I am lying in bed, catatonic from eating two pints of ice cream with a chaser of scotch, when my cell phone rings. I’d brought it with me into my bedroom in the ridiculously stupid hope that Jorge would call and ask me to come back.

The optimistic part of me hopes it’s him as I reach for the phone. The caller ID says it’s Naomi. I’m not sure I’m ready to talk to her or anyone, so I don’t answer.

Immediately it starts to ring again, and again I don’t answer. On the third try, I angrily hit the ignore button, which does nothing but get me a text that says,
I know you are seeing your phone. Is something wrong? I haven’t heard from you in days. Don’t make me panic.

Almost immediately another text comes through.
Sorry if you’re having sex.
J

If only.

Her comment about panicking cranks up my guilt. Now isn’t the time to alienate the one person in my life who actually might still care about me, so I text back.
I’m OK.

So you’re not having sex and you are giving me the cold shoulder? I’ve been worried about you. Call me or I’m coming over.

I roll my eyes. I’m not going to call her, so it is probably inevitable that she will show up at my door. I get up and stumble down the stairs to get myself another shot of scotch. I throw it back but resist the temptation to take another.

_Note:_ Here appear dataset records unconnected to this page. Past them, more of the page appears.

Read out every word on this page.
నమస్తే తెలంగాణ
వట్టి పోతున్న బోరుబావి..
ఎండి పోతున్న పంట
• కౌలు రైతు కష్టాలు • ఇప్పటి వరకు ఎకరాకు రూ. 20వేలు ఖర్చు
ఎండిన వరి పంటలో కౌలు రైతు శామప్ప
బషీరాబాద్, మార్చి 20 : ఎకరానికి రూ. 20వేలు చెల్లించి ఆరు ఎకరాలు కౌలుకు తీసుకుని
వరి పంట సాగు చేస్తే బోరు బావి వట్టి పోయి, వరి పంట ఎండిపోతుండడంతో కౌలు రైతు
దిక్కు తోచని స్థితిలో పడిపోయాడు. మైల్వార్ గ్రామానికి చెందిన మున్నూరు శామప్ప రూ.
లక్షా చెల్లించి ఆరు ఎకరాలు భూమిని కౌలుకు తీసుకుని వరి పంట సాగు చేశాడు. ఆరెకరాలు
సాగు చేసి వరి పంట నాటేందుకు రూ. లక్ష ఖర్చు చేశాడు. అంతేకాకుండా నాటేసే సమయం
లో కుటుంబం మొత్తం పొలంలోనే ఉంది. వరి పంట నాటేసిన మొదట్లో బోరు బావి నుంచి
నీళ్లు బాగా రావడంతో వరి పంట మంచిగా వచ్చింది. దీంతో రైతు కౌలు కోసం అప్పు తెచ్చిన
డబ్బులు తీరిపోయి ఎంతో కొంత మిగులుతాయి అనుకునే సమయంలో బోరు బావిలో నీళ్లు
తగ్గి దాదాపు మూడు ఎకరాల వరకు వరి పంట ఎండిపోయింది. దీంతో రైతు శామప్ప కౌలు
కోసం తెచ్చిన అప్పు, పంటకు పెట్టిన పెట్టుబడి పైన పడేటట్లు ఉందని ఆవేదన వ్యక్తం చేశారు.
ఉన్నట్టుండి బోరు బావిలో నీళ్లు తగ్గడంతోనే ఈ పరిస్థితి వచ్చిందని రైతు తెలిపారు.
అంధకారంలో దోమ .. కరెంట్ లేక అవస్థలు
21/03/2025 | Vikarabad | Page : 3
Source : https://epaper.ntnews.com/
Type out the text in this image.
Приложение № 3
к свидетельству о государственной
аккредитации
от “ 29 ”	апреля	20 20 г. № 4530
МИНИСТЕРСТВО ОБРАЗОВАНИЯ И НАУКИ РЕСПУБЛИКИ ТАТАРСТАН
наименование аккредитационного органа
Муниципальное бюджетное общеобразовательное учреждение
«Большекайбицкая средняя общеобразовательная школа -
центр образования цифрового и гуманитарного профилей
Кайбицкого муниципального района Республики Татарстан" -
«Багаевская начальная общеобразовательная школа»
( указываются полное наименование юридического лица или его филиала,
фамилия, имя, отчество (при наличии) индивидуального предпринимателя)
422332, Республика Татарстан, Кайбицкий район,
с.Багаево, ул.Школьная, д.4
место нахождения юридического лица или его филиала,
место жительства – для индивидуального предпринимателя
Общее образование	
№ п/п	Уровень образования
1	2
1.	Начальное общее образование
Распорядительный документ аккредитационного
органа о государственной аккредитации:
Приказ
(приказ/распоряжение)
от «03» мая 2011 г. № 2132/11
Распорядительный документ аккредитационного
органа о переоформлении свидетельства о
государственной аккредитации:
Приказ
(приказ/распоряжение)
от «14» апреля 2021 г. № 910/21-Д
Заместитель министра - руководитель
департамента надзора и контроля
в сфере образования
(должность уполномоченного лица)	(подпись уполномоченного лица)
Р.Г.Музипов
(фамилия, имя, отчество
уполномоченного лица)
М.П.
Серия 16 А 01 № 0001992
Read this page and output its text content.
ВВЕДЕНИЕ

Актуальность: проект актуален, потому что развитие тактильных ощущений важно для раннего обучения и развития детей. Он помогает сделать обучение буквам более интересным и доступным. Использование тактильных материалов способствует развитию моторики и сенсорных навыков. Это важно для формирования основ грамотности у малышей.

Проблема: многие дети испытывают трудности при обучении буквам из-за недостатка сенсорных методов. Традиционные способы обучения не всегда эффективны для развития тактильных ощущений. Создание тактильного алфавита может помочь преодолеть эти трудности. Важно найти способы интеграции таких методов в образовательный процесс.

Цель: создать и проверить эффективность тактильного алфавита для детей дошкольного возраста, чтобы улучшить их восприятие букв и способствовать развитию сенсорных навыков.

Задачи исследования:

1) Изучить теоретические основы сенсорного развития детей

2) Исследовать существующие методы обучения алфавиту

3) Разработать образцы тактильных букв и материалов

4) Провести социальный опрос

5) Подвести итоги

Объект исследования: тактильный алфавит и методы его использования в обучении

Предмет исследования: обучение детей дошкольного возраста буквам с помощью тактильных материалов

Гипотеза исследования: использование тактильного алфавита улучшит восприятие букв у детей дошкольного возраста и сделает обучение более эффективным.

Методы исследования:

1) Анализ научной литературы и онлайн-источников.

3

The last thing I need is Naomi thinking she must run an intervention for alcoholism—she’s already going to try one on my love life.

As I walk to the living room, my reflection in a wall mirror shows I better do some grooming before Naomi gets here. A quick brush of my hair and some dabs of makeup and at least I don’t look like death warmed over. Add “looking like shit” to the list of things I’ve done way too much of since I met Jorge. It joins crying, having sex, drinking, lying in bed, and eating ice cream. Well, I’ve always eaten too much ice cream.